August 4, 2022
By Jacob Kamaras
Pictured on Sunday, July 31, in La Jolla are (from left to right) Don Harrison, editor emeritus of San Diego Jewish World, holding the $1 he received for selling the publication to Jacob Kamaras; Roz Rothstein, co-founder and CEO of StandWithUs, holding her Jewish Community Leadership Award plaque; and Kamaras. Credit: Ben Dishman.
LA JOLLA, California — First, there was the Revolutionary War’s “shot heard ’round the world” in 1775.
Then, there was Bobby Thomson’s shot heard ’round the world to win the 1951 National League pennant for the New York Giants.
But for San Diego Jewish World this past year, the focus has been on the “dollar heard ’round the world.”
Don Harrison, our publisher and editor emeritus, told Times of San Diego when we announced the sale of the publication last December, “I’m selling-out. It was a tough negotiation, but we agreed on a sales price to Jacob of $1. But, I don’t want Jacob to just casually hand over a ceremonial, one-dollar bill. I want this event to be done in a public setting with an audience and a certain flair and panache.”
On Sunday, July 31, in La Jolla, I finally delivered — handing Don a framed $1 bill alongside a printout of that Times of San Diego article during San Diego Jewish World’s first annual event. Here’s what I advised Don: Don’t spend the dollar all at once, don’t invest it in the stock market right now, and definitely don’t spend it at the gas pump. For his part, Don noted that given the current inflation crisis, I got an even better deal than we initially believed.
While the dollar heard ’round the world provided a crowd-pleasing shtick for the event, the larger purpose of the gathering was ushering a new era for San Diego Jewish World.
As I told more than 50 attendees, Don’s brand of Jewish journalism is more than a “rough draft” of Jewish history. By finding a Jewish story everywhere, Don has taught us that we can appreciate our history while it continues to unfold in every moment. Last Sunday marked the start of a new chapter in that history, specifically for San Diego Jewish World and I would say for the entire Jewish community in San Diego.
That’s because San Diego Jewish World, with the event, introduced itself as more than a news outlet. We’re a community organization — a community of writers, a community of readers, and an unfolding part of the story of San Diego’s Jewish history. Don is essentially a communal institution unto himself, which is why our publication’s leadership transition was so significant. Don grew and nurtured this community; most notably, he treated his writers like family. Now, we have an opportunity to take his vision to the next level. As we not only continue but expand this community, we’ll host more events, both in-person and virtual. Specifically, each year, we’ll honor one contributor inside the San Diego Jewish World community and one Jewish communal leader from outside our organization.
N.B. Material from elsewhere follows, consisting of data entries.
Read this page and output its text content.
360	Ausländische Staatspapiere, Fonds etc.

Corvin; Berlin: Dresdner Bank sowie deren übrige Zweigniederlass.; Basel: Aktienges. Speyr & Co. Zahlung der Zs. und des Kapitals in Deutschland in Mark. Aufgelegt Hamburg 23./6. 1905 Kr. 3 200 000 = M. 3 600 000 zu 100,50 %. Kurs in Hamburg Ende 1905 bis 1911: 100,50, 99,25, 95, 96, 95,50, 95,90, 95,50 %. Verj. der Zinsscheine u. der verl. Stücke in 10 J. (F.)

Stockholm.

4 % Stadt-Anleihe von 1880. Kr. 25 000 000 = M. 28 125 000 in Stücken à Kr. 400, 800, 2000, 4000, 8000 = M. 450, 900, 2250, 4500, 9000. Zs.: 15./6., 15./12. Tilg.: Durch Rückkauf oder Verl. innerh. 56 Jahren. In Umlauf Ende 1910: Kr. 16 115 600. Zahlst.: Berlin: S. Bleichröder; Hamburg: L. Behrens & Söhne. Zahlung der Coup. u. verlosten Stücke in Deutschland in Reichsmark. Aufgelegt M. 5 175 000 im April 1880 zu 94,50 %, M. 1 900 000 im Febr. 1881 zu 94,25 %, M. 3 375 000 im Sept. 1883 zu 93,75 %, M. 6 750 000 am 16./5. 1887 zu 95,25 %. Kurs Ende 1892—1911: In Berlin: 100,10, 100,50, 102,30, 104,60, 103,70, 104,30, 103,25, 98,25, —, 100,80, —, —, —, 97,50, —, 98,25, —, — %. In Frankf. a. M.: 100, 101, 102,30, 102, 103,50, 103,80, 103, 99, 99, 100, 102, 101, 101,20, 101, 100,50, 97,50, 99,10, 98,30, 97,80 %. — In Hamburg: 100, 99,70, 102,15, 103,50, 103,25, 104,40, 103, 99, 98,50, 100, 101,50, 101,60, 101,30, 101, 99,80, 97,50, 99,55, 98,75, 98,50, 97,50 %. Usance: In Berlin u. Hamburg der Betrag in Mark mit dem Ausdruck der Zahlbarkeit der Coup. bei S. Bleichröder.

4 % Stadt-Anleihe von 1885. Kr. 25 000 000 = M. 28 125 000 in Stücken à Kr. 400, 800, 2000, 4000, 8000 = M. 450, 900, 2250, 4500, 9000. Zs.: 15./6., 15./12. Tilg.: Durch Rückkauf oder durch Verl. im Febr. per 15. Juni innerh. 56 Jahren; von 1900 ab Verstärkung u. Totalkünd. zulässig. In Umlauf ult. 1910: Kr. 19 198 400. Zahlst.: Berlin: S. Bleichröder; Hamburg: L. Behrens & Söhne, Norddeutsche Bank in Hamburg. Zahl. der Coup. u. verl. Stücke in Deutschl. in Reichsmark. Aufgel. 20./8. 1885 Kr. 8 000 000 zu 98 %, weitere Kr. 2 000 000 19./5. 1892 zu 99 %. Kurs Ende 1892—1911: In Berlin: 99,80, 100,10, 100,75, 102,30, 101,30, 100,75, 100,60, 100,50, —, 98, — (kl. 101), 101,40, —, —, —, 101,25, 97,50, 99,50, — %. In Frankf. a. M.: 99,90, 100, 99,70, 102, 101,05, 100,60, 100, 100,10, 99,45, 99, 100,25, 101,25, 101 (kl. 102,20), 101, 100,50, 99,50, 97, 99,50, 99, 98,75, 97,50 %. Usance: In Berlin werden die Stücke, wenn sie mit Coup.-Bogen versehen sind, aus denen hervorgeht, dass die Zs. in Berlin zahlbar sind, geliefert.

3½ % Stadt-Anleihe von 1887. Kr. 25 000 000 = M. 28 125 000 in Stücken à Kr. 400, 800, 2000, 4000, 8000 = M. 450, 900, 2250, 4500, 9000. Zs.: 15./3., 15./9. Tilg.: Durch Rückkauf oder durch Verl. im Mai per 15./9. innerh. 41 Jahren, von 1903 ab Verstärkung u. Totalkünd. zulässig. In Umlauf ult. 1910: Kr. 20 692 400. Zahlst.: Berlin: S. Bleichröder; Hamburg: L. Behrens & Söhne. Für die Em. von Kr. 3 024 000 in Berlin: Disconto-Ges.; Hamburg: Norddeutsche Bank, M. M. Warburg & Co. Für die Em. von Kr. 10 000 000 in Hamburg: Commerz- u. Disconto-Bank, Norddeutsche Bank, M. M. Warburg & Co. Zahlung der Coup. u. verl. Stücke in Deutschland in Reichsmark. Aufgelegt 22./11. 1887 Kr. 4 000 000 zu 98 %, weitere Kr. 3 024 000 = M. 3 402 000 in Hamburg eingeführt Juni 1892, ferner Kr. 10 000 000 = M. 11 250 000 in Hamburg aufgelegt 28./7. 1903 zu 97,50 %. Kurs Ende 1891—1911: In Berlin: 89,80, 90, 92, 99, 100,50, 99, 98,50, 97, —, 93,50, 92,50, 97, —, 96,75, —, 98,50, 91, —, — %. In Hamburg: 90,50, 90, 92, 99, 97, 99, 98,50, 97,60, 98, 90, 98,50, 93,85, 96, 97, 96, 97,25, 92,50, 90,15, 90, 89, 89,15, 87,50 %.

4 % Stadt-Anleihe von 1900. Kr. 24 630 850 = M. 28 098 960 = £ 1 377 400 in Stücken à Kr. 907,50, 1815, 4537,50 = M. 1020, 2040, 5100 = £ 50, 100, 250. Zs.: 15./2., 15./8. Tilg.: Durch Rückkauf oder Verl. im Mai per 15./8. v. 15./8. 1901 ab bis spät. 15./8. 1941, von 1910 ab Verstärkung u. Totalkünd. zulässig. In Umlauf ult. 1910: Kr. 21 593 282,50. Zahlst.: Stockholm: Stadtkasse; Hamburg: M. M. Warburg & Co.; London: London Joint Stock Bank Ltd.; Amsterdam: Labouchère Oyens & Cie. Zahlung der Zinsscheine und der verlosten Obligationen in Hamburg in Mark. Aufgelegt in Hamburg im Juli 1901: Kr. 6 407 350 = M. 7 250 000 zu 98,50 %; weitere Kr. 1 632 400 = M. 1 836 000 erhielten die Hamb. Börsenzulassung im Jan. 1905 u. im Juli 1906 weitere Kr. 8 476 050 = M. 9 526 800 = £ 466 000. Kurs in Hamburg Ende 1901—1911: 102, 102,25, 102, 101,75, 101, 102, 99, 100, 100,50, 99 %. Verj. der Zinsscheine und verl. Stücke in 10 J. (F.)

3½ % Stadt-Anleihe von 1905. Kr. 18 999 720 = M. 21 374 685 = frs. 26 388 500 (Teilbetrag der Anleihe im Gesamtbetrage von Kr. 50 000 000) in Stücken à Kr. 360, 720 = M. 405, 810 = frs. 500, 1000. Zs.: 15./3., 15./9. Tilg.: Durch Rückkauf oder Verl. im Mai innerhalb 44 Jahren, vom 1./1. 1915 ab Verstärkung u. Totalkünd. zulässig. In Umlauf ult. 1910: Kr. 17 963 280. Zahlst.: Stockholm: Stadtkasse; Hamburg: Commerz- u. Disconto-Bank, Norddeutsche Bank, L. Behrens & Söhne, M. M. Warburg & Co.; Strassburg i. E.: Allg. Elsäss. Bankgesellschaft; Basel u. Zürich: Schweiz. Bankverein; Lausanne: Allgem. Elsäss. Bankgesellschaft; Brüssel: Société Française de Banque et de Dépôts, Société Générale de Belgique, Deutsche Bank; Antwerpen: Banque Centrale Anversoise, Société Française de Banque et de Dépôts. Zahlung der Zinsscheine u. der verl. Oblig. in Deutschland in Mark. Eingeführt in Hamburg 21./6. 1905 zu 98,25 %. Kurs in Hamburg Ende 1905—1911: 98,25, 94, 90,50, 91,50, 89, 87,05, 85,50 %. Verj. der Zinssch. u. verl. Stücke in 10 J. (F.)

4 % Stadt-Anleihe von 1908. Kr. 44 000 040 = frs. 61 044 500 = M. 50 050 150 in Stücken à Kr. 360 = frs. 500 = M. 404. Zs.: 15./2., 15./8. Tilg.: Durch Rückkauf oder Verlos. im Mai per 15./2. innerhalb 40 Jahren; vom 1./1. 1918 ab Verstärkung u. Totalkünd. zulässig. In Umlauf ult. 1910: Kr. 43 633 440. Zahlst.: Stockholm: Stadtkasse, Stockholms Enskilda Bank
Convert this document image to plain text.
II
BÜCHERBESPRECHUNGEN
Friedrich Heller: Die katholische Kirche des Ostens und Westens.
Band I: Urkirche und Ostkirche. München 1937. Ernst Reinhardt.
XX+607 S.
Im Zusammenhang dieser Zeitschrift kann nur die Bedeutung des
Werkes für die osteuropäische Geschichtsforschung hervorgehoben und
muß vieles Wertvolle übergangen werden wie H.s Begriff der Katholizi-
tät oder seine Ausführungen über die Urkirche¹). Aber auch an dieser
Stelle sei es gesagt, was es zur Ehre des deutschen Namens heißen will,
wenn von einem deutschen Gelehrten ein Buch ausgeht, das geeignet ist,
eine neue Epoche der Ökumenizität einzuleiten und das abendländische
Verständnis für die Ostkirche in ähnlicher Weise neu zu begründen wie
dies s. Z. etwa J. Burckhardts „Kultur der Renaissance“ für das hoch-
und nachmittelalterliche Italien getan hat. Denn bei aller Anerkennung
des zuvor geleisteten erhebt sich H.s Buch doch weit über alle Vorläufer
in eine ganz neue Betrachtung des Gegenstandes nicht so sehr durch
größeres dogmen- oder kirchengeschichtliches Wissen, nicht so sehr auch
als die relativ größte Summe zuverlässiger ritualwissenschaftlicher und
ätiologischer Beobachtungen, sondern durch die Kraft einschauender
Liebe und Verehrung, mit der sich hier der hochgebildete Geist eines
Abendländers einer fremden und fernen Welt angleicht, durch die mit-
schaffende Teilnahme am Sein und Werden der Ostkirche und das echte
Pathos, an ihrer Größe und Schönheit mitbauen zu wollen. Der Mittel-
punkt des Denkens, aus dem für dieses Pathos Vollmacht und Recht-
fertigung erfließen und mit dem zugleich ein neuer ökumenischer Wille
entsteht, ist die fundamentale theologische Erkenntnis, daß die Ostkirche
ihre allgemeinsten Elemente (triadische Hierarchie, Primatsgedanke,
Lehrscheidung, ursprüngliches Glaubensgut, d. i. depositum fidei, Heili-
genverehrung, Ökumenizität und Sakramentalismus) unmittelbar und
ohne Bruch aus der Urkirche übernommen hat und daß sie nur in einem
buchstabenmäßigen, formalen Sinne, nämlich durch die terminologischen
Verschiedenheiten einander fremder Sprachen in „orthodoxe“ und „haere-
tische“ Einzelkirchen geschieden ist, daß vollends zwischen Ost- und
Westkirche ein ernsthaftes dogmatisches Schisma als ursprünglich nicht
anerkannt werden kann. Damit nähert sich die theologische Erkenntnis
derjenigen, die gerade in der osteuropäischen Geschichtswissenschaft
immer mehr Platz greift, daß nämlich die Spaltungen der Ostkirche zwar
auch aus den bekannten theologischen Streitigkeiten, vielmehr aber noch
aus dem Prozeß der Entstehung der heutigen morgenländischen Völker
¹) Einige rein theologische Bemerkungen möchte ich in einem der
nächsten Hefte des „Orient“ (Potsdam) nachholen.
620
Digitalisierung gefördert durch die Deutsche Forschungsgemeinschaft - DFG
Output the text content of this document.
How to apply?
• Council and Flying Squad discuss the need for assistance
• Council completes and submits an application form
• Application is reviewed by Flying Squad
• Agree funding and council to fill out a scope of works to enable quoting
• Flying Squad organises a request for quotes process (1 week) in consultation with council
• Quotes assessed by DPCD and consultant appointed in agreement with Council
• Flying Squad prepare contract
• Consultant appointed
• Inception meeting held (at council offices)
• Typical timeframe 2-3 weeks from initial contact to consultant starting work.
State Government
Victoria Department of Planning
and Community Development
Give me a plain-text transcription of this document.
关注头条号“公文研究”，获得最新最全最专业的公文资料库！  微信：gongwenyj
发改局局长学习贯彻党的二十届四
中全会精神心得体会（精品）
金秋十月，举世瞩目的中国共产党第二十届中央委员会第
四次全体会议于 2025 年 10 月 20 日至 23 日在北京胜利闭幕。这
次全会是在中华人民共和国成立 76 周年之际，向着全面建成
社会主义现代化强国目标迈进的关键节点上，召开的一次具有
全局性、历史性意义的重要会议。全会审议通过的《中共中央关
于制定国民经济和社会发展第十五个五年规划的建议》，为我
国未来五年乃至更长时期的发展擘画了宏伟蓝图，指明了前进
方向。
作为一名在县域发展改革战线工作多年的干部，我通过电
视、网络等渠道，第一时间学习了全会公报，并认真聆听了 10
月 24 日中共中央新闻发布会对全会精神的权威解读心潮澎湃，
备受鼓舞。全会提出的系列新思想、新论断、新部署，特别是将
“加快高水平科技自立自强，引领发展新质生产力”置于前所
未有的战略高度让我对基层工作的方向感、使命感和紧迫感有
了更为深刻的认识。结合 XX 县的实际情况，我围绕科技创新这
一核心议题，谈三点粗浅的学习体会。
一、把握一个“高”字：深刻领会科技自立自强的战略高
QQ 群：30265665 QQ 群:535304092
This year, the inaugural recipient of our Jewish Community Leadership Award was Roz Rothstein, co-founder and CEO of StandWithUs, who we honored for her tireless work and innovative spirit in pursuit of supporting Israel and fighting antisemitism around the world.
I shared last Sunday that during a visit to Southern California in 2012, I had the privilege of meeting both Roz (in Los Angeles) and Don (in San Diego) for the first time. Ten years later, San Diego Jewish World brought things full circle by honoring Roz and Don at the same event.
Aside from giving me the deal of the century when he sold the publication, Don provided me with the game-changing and outside-the-box perspective that I could return to journalistic work through San Diego Jewish World while simultaneously maintaining my career in public relations.
Of particular note last Sunday was the sense of family and community that Don has cultivated through San Diego Jewish World. In his remarks, he mentioned the presence of what seemed to be nearly every single attendee.
Roz, amid the immense growth and global impact of StandWithUs over the course of two decades, has remained approachable, accessible, and down-to-earth. This makes her a shining example of what we should expect from our national and international Jewish community leaders.
I left our event with a newfound sense of purpose and energy surrounding San Diego Jewish World’s important role in the local Jewish community, and quite hopeful about the publication’s future.
It has certainly been a dollar well spent!